So did Professor Wenke Lee of the Georgia Institute of Technology (the commission’s only cybersecurity expert). So did Verified Voting, a well-respected nonpartisan national election integrity group. In the past week alone, 24 highly regarded election experts, including many experts in election cybersecurity, advised the SAFE Commission to reject touchscreen barcode systems and instead move to hand-marked paper ballots and scanners for most voters.
GEORGIA POWER BARCODE HOW TO
That recommendation thumbs its nose at the advice of every independent cybersecurity expert who has weighed in on the issue of how to improve Georgia’s voting system. The SAFE Commission was assembled by Kemp in response to that failed legislation, and its recommendation is expected to carry weight during the current legislative session. This is also the type of system that triggered substantial controversy during Georgia’s last legislative session, when Republican lawmakers tried and failed to pass a bill that would have enabled Kemp to buy ES&S’s barcode balloting system back then.
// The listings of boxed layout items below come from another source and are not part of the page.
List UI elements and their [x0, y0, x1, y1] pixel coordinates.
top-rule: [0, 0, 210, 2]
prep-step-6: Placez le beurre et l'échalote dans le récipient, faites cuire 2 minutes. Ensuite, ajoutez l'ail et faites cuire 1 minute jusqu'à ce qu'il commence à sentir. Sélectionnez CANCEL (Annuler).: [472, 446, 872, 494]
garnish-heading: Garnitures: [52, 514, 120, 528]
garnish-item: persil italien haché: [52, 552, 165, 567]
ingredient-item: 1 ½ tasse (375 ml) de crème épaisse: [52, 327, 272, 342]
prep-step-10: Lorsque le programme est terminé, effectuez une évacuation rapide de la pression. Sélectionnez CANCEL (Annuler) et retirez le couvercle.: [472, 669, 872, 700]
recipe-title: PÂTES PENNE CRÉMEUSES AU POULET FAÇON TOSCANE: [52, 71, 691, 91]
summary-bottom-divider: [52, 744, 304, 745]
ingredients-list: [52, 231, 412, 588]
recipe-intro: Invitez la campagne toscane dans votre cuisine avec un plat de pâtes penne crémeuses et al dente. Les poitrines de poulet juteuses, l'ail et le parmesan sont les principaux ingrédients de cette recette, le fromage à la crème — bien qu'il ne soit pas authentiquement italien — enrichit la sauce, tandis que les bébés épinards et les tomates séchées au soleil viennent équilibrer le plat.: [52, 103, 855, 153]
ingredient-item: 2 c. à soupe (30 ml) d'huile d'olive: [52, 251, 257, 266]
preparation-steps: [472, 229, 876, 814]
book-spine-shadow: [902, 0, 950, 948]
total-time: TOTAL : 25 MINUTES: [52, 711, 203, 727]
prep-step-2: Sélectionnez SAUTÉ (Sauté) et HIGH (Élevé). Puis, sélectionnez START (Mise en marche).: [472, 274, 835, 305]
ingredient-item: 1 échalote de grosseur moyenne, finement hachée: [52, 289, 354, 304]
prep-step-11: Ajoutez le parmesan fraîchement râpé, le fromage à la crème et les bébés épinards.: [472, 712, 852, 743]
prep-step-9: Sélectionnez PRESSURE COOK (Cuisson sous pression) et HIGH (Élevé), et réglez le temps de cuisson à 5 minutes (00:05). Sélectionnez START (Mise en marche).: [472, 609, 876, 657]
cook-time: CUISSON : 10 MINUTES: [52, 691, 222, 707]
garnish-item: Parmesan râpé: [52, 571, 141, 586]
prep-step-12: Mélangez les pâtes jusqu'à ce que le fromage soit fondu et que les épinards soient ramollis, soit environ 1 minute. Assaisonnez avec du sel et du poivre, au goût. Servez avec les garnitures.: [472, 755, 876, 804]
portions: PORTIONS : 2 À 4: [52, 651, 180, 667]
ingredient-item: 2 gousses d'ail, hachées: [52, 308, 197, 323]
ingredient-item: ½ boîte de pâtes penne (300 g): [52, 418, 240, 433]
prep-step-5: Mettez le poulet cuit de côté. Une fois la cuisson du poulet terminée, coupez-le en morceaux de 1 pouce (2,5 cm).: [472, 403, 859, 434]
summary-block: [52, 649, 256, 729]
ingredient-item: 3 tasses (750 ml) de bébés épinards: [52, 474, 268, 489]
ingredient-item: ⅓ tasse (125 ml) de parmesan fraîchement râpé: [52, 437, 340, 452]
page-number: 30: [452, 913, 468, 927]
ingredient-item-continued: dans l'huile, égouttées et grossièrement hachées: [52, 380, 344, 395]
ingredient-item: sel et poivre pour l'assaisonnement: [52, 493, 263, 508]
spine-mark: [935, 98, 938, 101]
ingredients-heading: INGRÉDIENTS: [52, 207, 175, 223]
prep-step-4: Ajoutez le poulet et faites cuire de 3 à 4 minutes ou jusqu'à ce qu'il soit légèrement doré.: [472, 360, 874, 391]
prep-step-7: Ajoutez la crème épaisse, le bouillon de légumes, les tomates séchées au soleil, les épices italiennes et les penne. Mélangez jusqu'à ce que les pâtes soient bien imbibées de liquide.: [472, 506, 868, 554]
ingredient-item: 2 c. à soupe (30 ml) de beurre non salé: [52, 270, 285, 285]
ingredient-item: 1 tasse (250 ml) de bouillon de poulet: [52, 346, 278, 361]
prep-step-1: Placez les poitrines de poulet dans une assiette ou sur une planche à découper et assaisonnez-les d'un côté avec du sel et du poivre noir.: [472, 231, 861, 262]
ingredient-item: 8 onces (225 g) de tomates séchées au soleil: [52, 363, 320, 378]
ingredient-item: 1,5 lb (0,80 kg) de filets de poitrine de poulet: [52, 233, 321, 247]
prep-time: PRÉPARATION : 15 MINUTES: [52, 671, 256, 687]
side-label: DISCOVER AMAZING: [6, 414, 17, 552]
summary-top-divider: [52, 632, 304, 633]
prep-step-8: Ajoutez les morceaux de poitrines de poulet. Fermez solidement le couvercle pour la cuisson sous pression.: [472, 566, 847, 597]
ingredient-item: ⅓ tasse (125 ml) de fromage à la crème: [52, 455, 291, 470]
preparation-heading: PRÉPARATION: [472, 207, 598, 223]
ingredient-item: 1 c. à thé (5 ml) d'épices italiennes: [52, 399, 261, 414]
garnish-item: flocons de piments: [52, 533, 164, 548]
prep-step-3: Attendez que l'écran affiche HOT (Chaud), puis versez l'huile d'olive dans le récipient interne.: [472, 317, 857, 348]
This is the type of voting system that Governor Brian Kemp (R) and the state’s current voting machine vendor, Election Systems & Software, LLC (ES&S), promoted during a pilot study in Rockdale last year, when Kemp was secretary of state. Ignoring the advice of independent cybersecurity experts, Georgia’s Secure, Accessible & Fair Elections (SAFE) Commission on Thursday recommended that the state purchase controversial new touchscreen ballot-marking devices that use barcodes to capture and count voters’ selections.

The state of Georgia, still reeling from reports of multiple election security breaches over the past two years, has moved one perilous step closer to replacing its 16-year-old F-rated touchscreen voting machines with yet another glaringly vulnerable touchscreen voting system.